Посмотрел на нас и добавил: «Вы что же думаете, я с отцом каждый день щи хлебаю?… Нет, ребята. Если в три месяца раз допустят к ручке, так и радуйся». А вот кто это такую жизнь даже Сталину мог устроить, этого я пока тебе не скажу. Знаю, но не скажу.
– Ты так тепло и хорошо говоришь о генерале… А он с тобой вон как обошелся.
– Да как же он со мной обошелся? – всполошился Воронцов. – Что же ты такое знаешь о генерале, что судить так смеешь?
Струхнул я малость, сообразил, что сболтнул лишнее.
– Так сами же вы сказали! – перешел я на вы.
– Сказал! Так то же я, а не кто-нибудь. Я и сказать имею право, а ты пока… Слушай, да на ус мотай, а то в историю попасть можешь. Шепнут ему на ухо, он из тебя котлету сделает.
– Да, конечно, ты прав. О генерале судить мне как-то не с руки. Лучше помалкивать.
Долго мы после этого молчали. Полковник свернул на улицу в сторону от штаба. Зашли в ювелирный магазин, где продавали много изделий разных из янтаря. Воронцов купил красивый медальон на золотой цепочке, предложил и мне сделать такой подарок жене. Я признался, что денег таких не имею. Он попросил у продавца второй такой же медальон. Подавая его мне, сказал:
– Бери. Будут деньги – отдашь.
И опять мы блуждали по городу. Воронцов шел медленно, сворачивал в разные переулки. У летчиков такие маневры называются: «Гасить время на виражах». Было видно, что ходьба и беседа со мной его успокаивают. А к тому же он, видимо, хотел выговорить обиду на генерала, а может, в чем-то его и оправдать.
– Пить он стал все больше, а когда выпьет – бес в него вселяется.
Воронцов говорил спокойно и будто бы с сочувствием к генералу.
– Не скажу, что становится бешеным, но из каждого пустяка готов раздуть историю.
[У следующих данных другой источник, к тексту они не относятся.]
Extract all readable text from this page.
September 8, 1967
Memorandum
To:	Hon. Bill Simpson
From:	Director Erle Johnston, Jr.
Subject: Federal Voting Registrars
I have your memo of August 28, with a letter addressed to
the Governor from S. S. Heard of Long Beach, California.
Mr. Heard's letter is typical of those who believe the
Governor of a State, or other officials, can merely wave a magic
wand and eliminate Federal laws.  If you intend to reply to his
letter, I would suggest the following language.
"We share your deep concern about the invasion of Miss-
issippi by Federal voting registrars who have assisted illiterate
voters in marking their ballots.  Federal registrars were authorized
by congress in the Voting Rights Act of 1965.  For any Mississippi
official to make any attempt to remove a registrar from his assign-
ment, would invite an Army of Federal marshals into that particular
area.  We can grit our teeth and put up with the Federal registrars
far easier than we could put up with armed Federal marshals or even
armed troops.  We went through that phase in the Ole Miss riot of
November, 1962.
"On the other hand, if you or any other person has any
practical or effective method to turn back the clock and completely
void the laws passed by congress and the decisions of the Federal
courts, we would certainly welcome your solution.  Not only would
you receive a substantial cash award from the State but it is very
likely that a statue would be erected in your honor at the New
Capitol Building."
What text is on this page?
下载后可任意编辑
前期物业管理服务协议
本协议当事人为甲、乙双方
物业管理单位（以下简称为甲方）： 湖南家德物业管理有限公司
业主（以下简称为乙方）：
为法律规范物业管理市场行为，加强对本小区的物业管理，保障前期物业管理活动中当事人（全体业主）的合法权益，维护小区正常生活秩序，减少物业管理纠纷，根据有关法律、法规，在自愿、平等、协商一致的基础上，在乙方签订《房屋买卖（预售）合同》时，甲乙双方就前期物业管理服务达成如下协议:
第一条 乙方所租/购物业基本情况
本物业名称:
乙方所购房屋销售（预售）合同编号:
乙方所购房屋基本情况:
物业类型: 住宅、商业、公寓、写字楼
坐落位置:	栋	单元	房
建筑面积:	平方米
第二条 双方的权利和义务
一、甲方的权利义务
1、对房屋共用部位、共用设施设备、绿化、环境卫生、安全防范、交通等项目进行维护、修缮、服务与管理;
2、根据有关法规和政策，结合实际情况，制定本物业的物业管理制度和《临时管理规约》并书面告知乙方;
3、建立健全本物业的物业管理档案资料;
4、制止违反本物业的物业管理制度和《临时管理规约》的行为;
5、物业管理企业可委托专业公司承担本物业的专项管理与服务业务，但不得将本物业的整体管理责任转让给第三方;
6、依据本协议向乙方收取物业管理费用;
Ну, и на этот раз. Мы летали с Афониным, и я трижды кряду оказался битым. Ну и что же тут такого! Афонин каждый день тренируется, а я на этой машине впервые – естественно, будешь бит. Скорость оглашенная, а все реакции от прежней машины. Ежу понятно, а он надулся и ворчит. Не затем, говорит, я вас сюда послал, чтобы вы честь столичного округа позорили. Меня это слово обидело, я и скажи: не из той я колоды карт, чтобы честь чью-нибудь позорить. Ну, тут он и взорвался: молчать! Если говорю – позорите, значит, так оно и есть! Нашелся мне – лидер золотой пятерки. Полковник Афонин – вот лидер! А вы поезжайте в свой Хабаровск. Там служили и служить будете. Но уже не командиром дивизии. Скажите спасибо, если эскадрилью дадут.
Выслушав эту тираду, я вынул из кармана служебное удостоверение за его подписью и положил перед ним на столе. И спокойно проговорил: на родину поеду, в Саратовскую область. Там я родился, там и помирать буду.
А генерал – к Афонину:
– Принимайте пятерку. В Москву переедете.
Афонин поднялся, твердо проговорил:
– На место Воронцова не пойду. Воронцов – гордость нашей боевой авиации, и я на его месте быть недостоин. А результаты наших учебных боев?… Полковник умышленно мне бок подставлял; не хотел авторитета моего в глазах дивизии ронять.
Генерал рванул со стола скатерть и ушел. А через час он уже со своей свитой вылетел из Тукумса. Такая-то вот история!
Я к тому времени написал все три очерка и получил команду возвращаться в Москву. Вылетал я вместе с пятеркой самолетом, который предоставил нам командир дивизии. Он был спокоен, вел себя так, будто ничего и не случилось. Тепло прощались мы с ним, а Воронцов ему сказал:
– В Москву приедете – заходите.
– Боюсь, вы уже будете под Саратовом.
– Нет, конечно. В случае чего перейду в гражданскую авиацию. Москва – это магнит; если уж к ней прилепился – не отдерешь.